Natalie Merchant's Tigerlily Tour Arrives at the Paramount on Sunday

by: Gene Stout (section: What's Happening page: 6)


COMING UP: Natalie Merchant and The Innocence Mission. Folk/rock concert Sunday night at 8 at the Paramount Theatre. Sold out.

Natalie Merchant's new video is a wonder.

Directed by Jake Scott, the unusual video is based on Wonder, a touching and inspirational song about a handicapped woman. It comes from Merchant's new million-selling solo album, Tigerlily:

Doctors have come
From distant cities
Just to see me
Stand over my bed
Disbelieving what they're seeing . . .
They say I must be one of the wonders
of God's own creation.

Merchant, who performs Sunday night at 8 at the Paramount Theatre, entrusted Scott, son of film director Ridley Scott, with the creation of the video, which features women of different ages and ethnicity.

"He wanted to make a video that showed women to be what they are, physically and spiritually beautiful, a miraculous creation."

For Merchant, the video engenders a feeling of exhilaration.

"I told (Scott) that the song could be about anyone, even though I wrote it about a handicapped woman. His way of dealing with that was to have everybody in the video lip-sync the song.

"So you have an 80-year-old woman lip-syncing the song and then you have a 10-year-old singing the song, a small girl with Down's syndrome. Then there's a woman who looks like a fashion model. She's so incredibly beautiful. He let each of these women let the song be their song and the lyrics be about them."

As lead singer of folk-pop band 10,000 Maniacs, Merchant enjoyed a successful recording career that began in 1987 with the group's breakthrough album, In My Tribe, and the hit songs Like the Weather and What's the Matter Here.

Her decision to leave the band she had joined at 16 took several years to make.

"I informed the members of 10,000 Maniacs two years before I left. I had a lot of time to think about making the decision, I had a lot of time making the decision and then I had a lot of time living with the decision."

Merchant wrote the song I May Know the Word two days after finishing the last 10,000 Maniacs tour in 1993. Within weeks, she also wrote River (based on the life and death of the late actor River Phoenix) and Beloved Wife.

"The songs came very quickly after I was free of 10,000 Maniacs," Merchant said. "It was the first time in my life that I didn't have to consider five other people - actually six, because I usually thought of my manager as well. Suddenly, I had no manager, I had no lawyer, I had no business manager, I had no band. I had a record company, that was it."

Trying to pull together a new band was at first unnerving.

"The title solo artist is a fallacy. Unless you're going to work with a group of machines, or you're the most versatile musician on the planet, you have to collaborate with somebody."

She was concerned that she wasn't well enough connected to find musicians with whom she wanted to work. But her network of musician friends yielded enough like-minded players to form a band.

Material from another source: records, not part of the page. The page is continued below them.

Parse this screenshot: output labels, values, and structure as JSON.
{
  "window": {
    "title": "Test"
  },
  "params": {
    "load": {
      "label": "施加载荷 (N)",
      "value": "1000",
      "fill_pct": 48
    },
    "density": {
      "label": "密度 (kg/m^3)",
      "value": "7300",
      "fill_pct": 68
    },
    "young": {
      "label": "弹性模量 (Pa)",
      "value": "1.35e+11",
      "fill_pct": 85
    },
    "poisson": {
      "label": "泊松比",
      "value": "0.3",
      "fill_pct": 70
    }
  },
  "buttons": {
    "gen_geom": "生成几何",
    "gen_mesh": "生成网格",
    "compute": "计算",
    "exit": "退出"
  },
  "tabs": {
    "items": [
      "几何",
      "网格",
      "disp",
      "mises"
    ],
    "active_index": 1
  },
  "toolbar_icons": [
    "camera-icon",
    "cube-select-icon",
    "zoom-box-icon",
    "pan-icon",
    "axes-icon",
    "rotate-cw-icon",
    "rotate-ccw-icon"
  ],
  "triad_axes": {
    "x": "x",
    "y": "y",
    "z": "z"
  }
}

"There was a very organic feel to it. The band came and lived with me and we all worked together for about five months. We tried to become a band that felt like it had been together for years."

Among the six musicians backing her on tour are percussionist Adrian Lopez Guevarra, who played on the songs Carnival and Where I Go.

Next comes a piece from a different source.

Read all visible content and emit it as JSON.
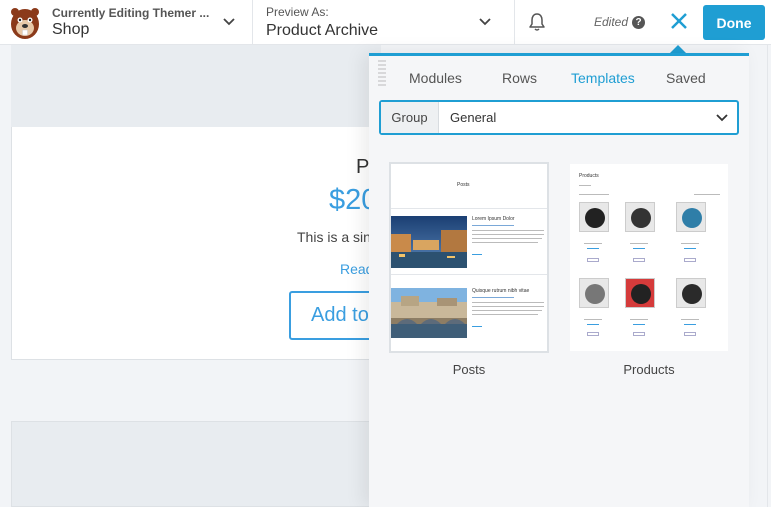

The current leg of Merchant's tour will end before Christmas. In February, Merchant and the band will do a brief tour of Europe before returning to the U.S. She hopes to finish the Tigerlily tour next summer so that she can begin writing for her next album.

"I want to stop touring by next summer so I can write. I'd like to go to Europe to write. I think it would be really interesting to go somewhere different and not be distracted."

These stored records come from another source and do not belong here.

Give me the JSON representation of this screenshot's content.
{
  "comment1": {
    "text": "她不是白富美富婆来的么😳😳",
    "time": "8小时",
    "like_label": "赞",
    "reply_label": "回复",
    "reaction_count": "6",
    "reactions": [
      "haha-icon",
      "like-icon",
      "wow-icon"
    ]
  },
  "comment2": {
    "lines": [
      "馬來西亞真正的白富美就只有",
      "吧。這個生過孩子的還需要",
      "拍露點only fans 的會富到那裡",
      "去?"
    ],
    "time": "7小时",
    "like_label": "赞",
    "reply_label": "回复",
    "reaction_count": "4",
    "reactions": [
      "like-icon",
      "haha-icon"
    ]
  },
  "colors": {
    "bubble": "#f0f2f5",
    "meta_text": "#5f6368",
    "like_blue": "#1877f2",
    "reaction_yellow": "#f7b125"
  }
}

Most of her songs come from the heart. In River, she wrote:

Let the youth of America mourn
Include him in their prayers
Let his image linger on
Repeat it everywhere.

Merchant, a friend of the actor, feels press coverage of his drug-related death was insensitive.

"It was an accident, a horrible accident," she said. "If he was able to, I don't think there's anyone who would have regretted it more than River, because he really loved living. I just wish he had challenged himself in other ways than taking drugs."